Ahora, cinco años y medio después, en su confesión de 26 de enero de 2021, Bárcenas escribe a la Fiscalía Anticorrupción: “En las negociaciones con la empresa Unifica se acordó pagar parte de la ejecución de estas obras con dinero procedente de la caja b, con la finalidad de dar salida a dichos fondos y obtener al mismo tiempo un descuento en torno a un 10%. (…) Estos pagos no se contabilizaron ni se declararon a Hacienda por parte del Partido Popular. En cuanto al pago en metálico era destinado, según las conversaciones que mantuvimos con Gonzalo Urquijo [el arquitecto encargado de la reforma de la sede central del PP], a su criterio: para distribuirlo para el pago de sus proveedores y de sus servicios. Dichas cantidades fueron entregadas por mí a Gonzalo Urquijo”.

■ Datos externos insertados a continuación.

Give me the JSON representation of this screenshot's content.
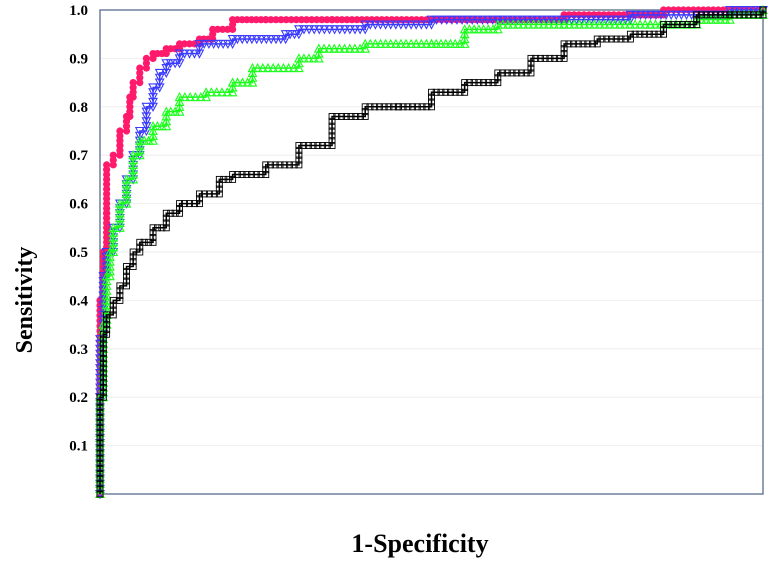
{
  "chart_data": {
    "type": "line",
    "xlabel": "1-Specificity",
    "ylabel": "Sensitivity",
    "xlim": [
      0,
      1
    ],
    "ylim": [
      0,
      1.0
    ],
    "y_ticks": [
      "0.1",
      "0.2",
      "0.3",
      "0.4",
      "0.5",
      "0.6",
      "0.7",
      "0.8",
      "0.9",
      "1.0"
    ],
    "grid": true,
    "legend": "none",
    "series": [
      {
        "color": "#ff1a6b",
        "marker": "circle",
        "x": [
          0,
          0,
          0,
          0.005,
          0.01,
          0.01,
          0.02,
          0.03,
          0.03,
          0.04,
          0.045,
          0.05,
          0.06,
          0.07,
          0.08,
          0.1,
          0.12,
          0.15,
          0.17,
          0.2,
          0.25,
          0.35,
          0.5,
          0.7,
          0.85,
          1.0
        ],
        "y": [
          0,
          0.2,
          0.4,
          0.5,
          0.58,
          0.68,
          0.7,
          0.72,
          0.75,
          0.78,
          0.82,
          0.85,
          0.88,
          0.9,
          0.91,
          0.92,
          0.93,
          0.94,
          0.96,
          0.98,
          0.98,
          0.98,
          0.98,
          0.99,
          1.0,
          1.0
        ]
      },
      {
        "color": "#3b3bff",
        "marker": "triangle-down",
        "x": [
          0,
          0,
          0,
          0.005,
          0.01,
          0.02,
          0.03,
          0.04,
          0.05,
          0.06,
          0.07,
          0.08,
          0.09,
          0.1,
          0.12,
          0.15,
          0.2,
          0.28,
          0.3,
          0.4,
          0.5,
          0.6,
          0.8,
          0.9,
          0.95,
          1.0
        ],
        "y": [
          0,
          0.2,
          0.32,
          0.45,
          0.5,
          0.55,
          0.6,
          0.65,
          0.7,
          0.75,
          0.8,
          0.84,
          0.87,
          0.89,
          0.91,
          0.93,
          0.94,
          0.95,
          0.96,
          0.97,
          0.98,
          0.98,
          0.99,
          0.99,
          1.0,
          1.0
        ]
      },
      {
        "color": "#1aff1a",
        "marker": "triangle-up",
        "x": [
          0,
          0,
          0.005,
          0.01,
          0.015,
          0.02,
          0.03,
          0.04,
          0.05,
          0.06,
          0.08,
          0.1,
          0.12,
          0.16,
          0.2,
          0.23,
          0.3,
          0.33,
          0.4,
          0.5,
          0.55,
          0.6,
          0.7,
          0.83,
          0.9,
          0.95,
          1.0
        ],
        "y": [
          0,
          0.2,
          0.35,
          0.45,
          0.5,
          0.55,
          0.6,
          0.65,
          0.7,
          0.73,
          0.76,
          0.79,
          0.82,
          0.83,
          0.85,
          0.88,
          0.9,
          0.92,
          0.93,
          0.93,
          0.96,
          0.97,
          0.97,
          0.97,
          0.98,
          0.99,
          1.0
        ]
      },
      {
        "color": "#000000",
        "marker": "square",
        "x": [
          0,
          0,
          0.005,
          0.01,
          0.02,
          0.03,
          0.04,
          0.05,
          0.06,
          0.08,
          0.1,
          0.12,
          0.15,
          0.18,
          0.2,
          0.25,
          0.3,
          0.35,
          0.4,
          0.45,
          0.5,
          0.55,
          0.6,
          0.65,
          0.7,
          0.75,
          0.8,
          0.85,
          0.9,
          0.95,
          1.0
        ],
        "y": [
          0,
          0.2,
          0.33,
          0.37,
          0.4,
          0.43,
          0.47,
          0.5,
          0.52,
          0.55,
          0.58,
          0.6,
          0.62,
          0.65,
          0.66,
          0.68,
          0.72,
          0.78,
          0.8,
          0.8,
          0.83,
          0.85,
          0.87,
          0.9,
          0.93,
          0.94,
          0.95,
          0.97,
          0.99,
          0.99,
          1.0
        ]
      }
    ]
  }
}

Las pruebas que aportaron los jueces Pablo Ruz, primer instructor del caso, y José de la Mata, autor del auto de apertura de juicio oral, son muy fuertes. Y concluyentes. Pero Luis Bárcenas, de cumplir lo que promete, confirmará su declaración autoinculpatoria, una pieza que no cabe desdeñar o infravalorar, o simplemente, como hacen ahora sus flamantes detractores —antaño cortejadores de sus exclusivas bombas— despreciar. Y esta confesión autoinculpatoria tardía en el juicio oral está prevista en el Código Penal (artículo 21.7), lo que se denomina la “atenuante analógica”.

Dentro de este apartado “circunstancias análogas” los tribunales aplican, cuando se dan los requisitos exigidos por la doctrina, la atenuante de confesión tardía de los hechos. “Puede obtener una atenuante analógica de confesión o bien de reparación del daño. Sería analógica porque la confesión debe ser antes de iniciar el procedimiento. La reparación del daño o de los efectos del delito basta con que sea antes del juicio oral”, señala una fuente judicial consultada. Añade: “Las contradicciones son intrínsecas a cualquier confesión tardía. Lo relevante es que estén explicadas, razonando de forma convincente por qué no se produjo antes. Aquí hay explicaciones, los jueces tendrán que valorar si son convincentes o no”.

Otra fuente judicial ironiza: “No creo que Bárcenas espere que el fiscal retire la acusación contra él a cambio de colaboración. Eso solo pasa en las películas americanas y aquí, por ahora, es ilegal”.